OK, so the argument is an argument by contradiction. Suppose you generate a set of lengths for codewords. And you want this -- yeah? And the thing you would like to do is to assign codewords of these lengths. And what we want to do is to set this equal to some quantity b. In other words, suppose we beat the Kraft inequality. Suppose we can make the lengths even shorter than Kraft says we can make them. I mean, he was only a graduate student, so we've got to be able to beat his inequality somehow. So we're going to try to make this equal to b. We're going to assume that b is greater than 1. And then what we're going to do is to show that we get a contradiction here. And this same argument can work whether we have a discrete memoryless source or a source with memory, or anything else. It can work with blocks, it can work with variable length to variable length codes.
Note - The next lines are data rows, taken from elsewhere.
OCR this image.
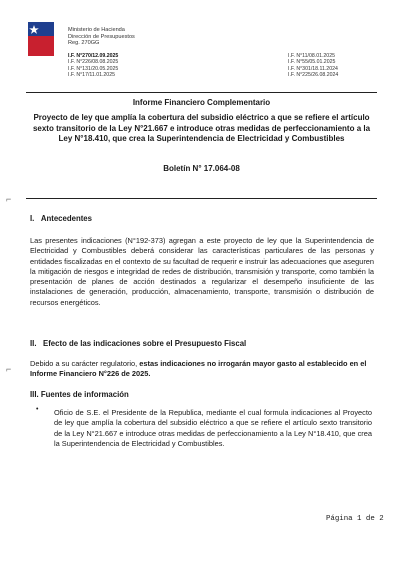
Ministerio de Hacienda
Dirección de Presupuestos
Reg. 270GG
I.F. N°270/12.09.2025
I.F. N°226/08.08.2025
I.F. N°131/20.05.2025
I.F. N°17/11.01.2025
I.F. N°11/08.01.2025
I.F. N°55/05.01.2025
I.F. N°301/18.11.2024
I.F. N°225/26.08.2024
Informe Financiero Complementario
Proyecto de ley que amplía la cobertura del subsidio eléctrico a que se refiere el artículo sexto transitorio de la Ley N°21.667 e introduce otras medidas de perfeccionamiento a la Ley N°18.410, que crea la Superintendencia de Electricidad y Combustibles
Boletín N° 17.064-08
⌐
I. Antecedentes
Las presentes indicaciones (N°192-373) agregan a este proyecto de ley que la Superintendencia de Electricidad y Combustibles deberá considerar las características particulares de las personas y entidades fiscalizadas en el contexto de su facultad de requerir e instruir las adecuaciones que aseguren la mitigación de riesgos e integridad de redes de distribución, transmisión y transporte, como también la presentación de planes de acción destinados a regularizar el desempeño insuficiente de las instalaciones de generación, producción, almacenamiento, transporte, transmisión o distribución de recursos energéticos.
II. Efecto de las indicaciones sobre el Presupuesto Fiscal
Debido a su carácter regulatorio, estas indicaciones no irrogarán mayor gasto al establecido en el Informe Financiero N°226 de 2025.
⌐
III. Fuentes de información
• Oficio de S.E. el Presidente de la Republica, mediante el cual formula indicaciones al Proyecto de ley que amplía la cobertura del subsidio eléctrico a que se refiere el artículo sexto transitorio de la Ley N°21.667 e introduce otras medidas de perfeccionamiento a la Ley N°18.410, que crea la Superintendencia de Electricidad y Combustibles.
Página 1 de 2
It's all essentially the same argument.
So what I want to do is to get a contradiction. I'm going to choose a discrete memoryless source. And I'm going to make the probabilities equal to 1 over b times 2 to the minus li. In other words, I can generate a discrete memoryless source for talking about it with any probabilities I want to give it. So I'm going to generate one with these probabilities. So the lengths are going to be equal to minus log of b times p sub i. Which says that the expected length of the codewords is equal to the sum of p sub i l sub i, which is equal to the entropy minus the logarithm of b. Which means I can get an expected length which is a little bit less than the entropy.
So now what I'm going to do is to consider strings of n source letters. I'm going to make these string very, very long. When I concatenate all these codewords, I'm going to wind up with a length that's less than n times H of x minus b over 2, minus log b over 2 with high probability. And as a fixed-length code of this length it's going to have a low failure probability. And, therefore, what this says is I can, using this remarkable code with unique decodability, and generating very long strings from it, I can generate a fixed-length code which has a low failure probability. And I just showed you in the last slide that I can't do that. The probability of failure with such a code has to be essentially 1. So that's a contradiction that says you can't have these unique decodable codes.
If you didn't get that in what I said, don't be surprised. Because all I'm trying to do is to steer you towards how to look at the section in the notes that does that. It was a little too fast and a little too late. But, anyway, that is the Kraft inequality for unique decodability. OK, thanks.